The Italian journalist Vittorio Messori has made a career of interviewing popes. So it’s no surprise that he was recently asked to comment on another one of Eugenio Scalfari’s controversial “interviews” with Pope Francis. Once again, Scalfari has reconstructed a conversation he had with the pope without the benefit of a recording or notes. And once again the Vatican has had to offer a clarification of the pope’s alleged remarks–because, according to Scalfari, Francis told him that 2 percent of the world’s priests, including bishops and cardinals, are pedophiles.

That’s a lot of pedophile priests–about one in fifty. If the pope really said that (and it’s not clear that he did), where did he get that figure? The traditionalist Catholic blog Rorate Caeli recently translated a report claiming that about .08 percent of abuse cases handled by the Vatican involve pedophile priests. The piece cites a couple of Vatican insiders who note that of all the abuse cases that make it to Rome only about 10 percent involve pedophilia.

About a week later the blog translated another Italian news item–this time an interview with Messori. In that conversation, the veteran Italian journalist was asked whether relaxing the celibacy rule would address the abuse crisis. His response makes you wonder whether he’s been paying much attention to the scandal:

Nearly all of the cases of sexual abuse that have been investigated as having been committed by those in consecrated life were not committed on prepubescent children but on adolescents. All of these were male.

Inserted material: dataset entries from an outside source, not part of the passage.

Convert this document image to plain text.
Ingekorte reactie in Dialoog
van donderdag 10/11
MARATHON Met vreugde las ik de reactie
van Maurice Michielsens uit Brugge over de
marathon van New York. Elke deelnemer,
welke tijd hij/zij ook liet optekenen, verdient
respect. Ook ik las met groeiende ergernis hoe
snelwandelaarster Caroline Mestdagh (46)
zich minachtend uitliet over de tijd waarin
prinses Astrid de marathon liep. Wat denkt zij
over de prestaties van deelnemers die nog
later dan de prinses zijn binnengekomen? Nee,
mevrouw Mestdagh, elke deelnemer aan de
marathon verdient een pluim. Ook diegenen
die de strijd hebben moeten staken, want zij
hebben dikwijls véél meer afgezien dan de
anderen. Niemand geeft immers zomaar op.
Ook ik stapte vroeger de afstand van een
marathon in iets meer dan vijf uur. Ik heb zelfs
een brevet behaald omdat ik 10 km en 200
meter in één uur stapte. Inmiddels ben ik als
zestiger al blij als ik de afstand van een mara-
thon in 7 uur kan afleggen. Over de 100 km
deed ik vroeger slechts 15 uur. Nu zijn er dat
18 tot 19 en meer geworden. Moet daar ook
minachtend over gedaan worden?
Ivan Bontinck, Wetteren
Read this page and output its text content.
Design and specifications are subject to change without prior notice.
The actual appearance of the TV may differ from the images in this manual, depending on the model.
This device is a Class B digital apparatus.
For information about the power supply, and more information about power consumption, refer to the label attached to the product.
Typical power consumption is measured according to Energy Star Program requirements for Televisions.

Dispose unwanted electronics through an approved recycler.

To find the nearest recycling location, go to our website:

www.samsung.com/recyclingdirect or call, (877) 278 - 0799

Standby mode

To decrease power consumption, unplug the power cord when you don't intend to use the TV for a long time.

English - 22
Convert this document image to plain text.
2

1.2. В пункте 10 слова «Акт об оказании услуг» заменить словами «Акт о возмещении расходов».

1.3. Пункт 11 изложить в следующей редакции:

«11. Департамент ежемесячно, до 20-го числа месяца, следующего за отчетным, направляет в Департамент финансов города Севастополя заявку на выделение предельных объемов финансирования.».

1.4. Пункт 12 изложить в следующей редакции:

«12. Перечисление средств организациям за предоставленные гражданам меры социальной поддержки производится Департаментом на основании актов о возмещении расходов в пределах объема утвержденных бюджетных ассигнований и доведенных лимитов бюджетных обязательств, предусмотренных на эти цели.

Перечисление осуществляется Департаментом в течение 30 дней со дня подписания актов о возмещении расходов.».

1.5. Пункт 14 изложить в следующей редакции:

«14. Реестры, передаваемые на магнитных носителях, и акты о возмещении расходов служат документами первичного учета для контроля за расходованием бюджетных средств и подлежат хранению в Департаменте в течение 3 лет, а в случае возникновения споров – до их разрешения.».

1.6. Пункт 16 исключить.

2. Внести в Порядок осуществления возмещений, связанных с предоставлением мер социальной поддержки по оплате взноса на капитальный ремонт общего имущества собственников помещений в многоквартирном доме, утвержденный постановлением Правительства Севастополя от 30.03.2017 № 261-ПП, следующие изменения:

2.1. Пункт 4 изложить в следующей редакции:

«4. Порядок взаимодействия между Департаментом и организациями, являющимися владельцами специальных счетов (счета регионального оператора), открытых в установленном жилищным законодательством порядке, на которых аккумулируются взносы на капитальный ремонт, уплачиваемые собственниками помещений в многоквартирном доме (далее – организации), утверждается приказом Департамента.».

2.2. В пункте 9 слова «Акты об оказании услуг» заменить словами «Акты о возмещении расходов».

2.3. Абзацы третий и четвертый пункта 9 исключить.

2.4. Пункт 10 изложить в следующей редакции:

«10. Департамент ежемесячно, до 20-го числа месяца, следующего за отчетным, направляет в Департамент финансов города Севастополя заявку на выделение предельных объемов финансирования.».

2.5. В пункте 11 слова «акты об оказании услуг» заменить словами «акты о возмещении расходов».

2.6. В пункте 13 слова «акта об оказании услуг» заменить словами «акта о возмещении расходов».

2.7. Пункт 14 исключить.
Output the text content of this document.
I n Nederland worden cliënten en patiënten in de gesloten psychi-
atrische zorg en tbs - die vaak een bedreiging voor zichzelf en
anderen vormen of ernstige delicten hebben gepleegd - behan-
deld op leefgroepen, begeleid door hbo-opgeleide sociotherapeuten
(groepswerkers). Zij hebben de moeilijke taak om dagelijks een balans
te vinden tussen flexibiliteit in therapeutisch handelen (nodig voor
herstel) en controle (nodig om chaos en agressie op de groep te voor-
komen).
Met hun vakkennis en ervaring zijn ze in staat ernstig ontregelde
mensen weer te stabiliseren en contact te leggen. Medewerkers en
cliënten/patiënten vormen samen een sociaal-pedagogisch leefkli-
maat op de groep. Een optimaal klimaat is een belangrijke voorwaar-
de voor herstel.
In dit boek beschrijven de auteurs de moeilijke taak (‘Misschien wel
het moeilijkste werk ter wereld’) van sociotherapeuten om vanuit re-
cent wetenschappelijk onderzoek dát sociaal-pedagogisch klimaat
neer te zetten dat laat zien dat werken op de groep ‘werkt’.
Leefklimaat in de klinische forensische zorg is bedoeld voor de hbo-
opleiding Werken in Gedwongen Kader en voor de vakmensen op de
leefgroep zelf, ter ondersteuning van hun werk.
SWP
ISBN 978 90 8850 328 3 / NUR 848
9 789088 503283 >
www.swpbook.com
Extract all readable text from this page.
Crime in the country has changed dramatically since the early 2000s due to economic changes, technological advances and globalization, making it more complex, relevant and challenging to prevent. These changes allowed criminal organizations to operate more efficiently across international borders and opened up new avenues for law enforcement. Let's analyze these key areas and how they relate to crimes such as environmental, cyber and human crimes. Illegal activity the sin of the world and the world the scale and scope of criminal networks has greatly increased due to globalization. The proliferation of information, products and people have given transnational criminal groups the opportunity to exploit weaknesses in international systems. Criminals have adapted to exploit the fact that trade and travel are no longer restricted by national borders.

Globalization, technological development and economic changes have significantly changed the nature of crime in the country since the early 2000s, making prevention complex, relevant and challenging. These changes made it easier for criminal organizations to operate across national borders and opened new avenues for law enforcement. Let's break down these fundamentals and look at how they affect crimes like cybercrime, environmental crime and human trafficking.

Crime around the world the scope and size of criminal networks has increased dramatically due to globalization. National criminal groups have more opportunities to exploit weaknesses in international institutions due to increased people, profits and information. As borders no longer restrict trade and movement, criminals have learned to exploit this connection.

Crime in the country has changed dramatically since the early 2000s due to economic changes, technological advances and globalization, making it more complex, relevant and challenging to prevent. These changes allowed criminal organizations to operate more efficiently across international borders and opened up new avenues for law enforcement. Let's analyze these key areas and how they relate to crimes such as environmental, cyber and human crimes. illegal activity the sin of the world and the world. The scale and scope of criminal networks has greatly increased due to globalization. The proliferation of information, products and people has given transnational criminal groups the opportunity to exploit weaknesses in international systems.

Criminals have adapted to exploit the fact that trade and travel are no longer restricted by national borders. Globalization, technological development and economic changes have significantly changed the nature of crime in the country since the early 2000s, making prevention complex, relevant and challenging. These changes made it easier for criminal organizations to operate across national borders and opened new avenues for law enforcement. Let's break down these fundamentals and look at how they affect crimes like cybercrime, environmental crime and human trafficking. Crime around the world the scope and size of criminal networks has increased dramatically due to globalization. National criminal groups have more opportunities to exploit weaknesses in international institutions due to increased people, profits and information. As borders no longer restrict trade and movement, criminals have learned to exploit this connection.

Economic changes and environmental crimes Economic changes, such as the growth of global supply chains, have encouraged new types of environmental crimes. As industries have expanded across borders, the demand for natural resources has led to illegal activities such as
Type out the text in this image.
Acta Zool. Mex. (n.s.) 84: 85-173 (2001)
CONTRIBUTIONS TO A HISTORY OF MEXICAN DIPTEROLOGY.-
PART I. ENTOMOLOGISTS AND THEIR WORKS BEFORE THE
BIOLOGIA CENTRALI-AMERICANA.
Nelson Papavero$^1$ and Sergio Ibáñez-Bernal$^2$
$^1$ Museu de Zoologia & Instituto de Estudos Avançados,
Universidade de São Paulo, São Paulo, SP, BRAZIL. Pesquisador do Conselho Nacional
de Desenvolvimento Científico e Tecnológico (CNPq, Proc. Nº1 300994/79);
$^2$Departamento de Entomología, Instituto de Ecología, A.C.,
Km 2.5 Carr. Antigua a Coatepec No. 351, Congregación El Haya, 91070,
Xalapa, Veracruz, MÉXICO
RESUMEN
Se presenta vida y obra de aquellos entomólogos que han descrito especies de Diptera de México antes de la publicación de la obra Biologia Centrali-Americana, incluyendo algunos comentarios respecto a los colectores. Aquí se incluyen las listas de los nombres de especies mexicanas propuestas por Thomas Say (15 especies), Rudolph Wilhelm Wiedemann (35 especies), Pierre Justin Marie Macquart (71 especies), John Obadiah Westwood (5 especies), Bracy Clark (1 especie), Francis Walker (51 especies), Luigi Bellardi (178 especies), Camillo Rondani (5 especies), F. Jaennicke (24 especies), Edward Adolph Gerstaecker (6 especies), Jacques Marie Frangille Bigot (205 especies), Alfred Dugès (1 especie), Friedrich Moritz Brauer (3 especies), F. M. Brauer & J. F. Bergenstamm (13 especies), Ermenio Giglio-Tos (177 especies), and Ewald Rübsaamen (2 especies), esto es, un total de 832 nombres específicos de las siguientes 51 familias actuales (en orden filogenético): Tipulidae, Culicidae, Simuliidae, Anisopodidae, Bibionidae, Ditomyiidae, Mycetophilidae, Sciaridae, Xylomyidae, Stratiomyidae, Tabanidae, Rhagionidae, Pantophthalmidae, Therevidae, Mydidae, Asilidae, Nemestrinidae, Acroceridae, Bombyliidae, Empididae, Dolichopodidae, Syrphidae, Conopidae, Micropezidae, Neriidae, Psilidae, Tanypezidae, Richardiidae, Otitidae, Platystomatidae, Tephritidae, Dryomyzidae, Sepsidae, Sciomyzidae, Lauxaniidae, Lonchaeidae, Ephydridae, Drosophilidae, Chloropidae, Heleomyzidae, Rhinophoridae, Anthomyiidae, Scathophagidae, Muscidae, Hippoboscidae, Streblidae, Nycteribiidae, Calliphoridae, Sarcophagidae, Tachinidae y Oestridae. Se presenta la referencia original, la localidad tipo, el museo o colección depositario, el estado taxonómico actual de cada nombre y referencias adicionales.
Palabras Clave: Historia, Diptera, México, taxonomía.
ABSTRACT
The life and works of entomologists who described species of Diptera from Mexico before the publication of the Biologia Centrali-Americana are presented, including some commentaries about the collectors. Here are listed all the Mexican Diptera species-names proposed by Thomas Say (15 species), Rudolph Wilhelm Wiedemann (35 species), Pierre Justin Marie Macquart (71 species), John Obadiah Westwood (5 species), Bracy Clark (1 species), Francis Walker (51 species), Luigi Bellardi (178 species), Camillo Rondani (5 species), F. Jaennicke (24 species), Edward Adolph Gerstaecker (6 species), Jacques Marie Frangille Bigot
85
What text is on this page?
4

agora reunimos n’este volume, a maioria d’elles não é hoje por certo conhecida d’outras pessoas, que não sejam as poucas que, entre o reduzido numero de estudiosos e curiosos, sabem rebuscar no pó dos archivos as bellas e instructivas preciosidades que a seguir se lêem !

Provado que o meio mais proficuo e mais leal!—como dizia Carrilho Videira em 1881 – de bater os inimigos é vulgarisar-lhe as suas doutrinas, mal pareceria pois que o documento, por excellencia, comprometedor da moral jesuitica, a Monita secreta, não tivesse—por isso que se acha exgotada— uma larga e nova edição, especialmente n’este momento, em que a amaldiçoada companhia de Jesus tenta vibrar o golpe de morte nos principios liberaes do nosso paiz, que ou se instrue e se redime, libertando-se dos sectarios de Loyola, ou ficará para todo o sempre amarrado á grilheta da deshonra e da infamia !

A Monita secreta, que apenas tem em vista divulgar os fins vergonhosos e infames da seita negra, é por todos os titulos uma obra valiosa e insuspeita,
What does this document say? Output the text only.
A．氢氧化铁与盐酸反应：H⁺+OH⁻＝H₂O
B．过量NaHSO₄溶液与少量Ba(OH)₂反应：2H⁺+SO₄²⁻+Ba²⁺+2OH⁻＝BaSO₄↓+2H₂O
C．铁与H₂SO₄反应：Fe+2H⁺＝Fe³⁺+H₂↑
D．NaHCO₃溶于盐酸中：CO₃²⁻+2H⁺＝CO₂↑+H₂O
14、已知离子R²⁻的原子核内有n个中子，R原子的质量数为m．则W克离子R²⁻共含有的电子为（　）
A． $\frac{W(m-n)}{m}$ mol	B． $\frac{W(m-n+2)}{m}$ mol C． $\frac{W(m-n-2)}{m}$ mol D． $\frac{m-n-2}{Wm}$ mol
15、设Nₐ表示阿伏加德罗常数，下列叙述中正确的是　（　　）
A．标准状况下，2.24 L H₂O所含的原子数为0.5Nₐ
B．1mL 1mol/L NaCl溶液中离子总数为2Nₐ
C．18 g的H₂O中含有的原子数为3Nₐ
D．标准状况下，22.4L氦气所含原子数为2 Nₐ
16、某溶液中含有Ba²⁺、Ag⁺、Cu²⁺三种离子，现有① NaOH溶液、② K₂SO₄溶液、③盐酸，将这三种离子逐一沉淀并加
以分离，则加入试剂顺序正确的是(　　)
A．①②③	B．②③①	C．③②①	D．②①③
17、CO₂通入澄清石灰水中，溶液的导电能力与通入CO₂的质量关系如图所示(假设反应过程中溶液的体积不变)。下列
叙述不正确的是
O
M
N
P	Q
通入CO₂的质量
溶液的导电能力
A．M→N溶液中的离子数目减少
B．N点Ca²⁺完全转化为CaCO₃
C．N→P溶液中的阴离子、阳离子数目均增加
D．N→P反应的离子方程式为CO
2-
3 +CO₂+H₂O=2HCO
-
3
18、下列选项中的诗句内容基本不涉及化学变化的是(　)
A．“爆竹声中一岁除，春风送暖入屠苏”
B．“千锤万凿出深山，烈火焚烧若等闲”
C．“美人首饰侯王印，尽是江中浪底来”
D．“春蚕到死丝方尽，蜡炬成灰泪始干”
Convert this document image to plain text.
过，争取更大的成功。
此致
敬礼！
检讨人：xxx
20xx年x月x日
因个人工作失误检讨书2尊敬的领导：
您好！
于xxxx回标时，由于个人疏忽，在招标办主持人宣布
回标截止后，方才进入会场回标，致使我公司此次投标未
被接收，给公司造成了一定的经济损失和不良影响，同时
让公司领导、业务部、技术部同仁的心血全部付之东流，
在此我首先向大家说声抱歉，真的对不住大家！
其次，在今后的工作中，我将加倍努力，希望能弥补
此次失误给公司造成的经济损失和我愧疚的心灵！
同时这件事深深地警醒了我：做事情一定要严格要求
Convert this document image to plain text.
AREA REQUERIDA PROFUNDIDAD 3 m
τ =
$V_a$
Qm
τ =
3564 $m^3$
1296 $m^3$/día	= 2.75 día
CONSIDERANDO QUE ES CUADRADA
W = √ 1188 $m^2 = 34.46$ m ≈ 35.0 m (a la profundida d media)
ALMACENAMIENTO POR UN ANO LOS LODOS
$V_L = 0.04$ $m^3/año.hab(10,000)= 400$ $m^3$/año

Bishop Charles Scicluna used to serve as the Vatican’s chief prosecutor of abuse cases. He has said that 30 percent of the cases forwarded to Rome–and it’s important to note that not all cases of accused clerics have been adjudicated by the Vatican–involved heterosexual abuse. I haven’t seen it reported that every single postpubescent victim was male. In fact, there is no data on the pubescence of victims of clerical sexual abuse.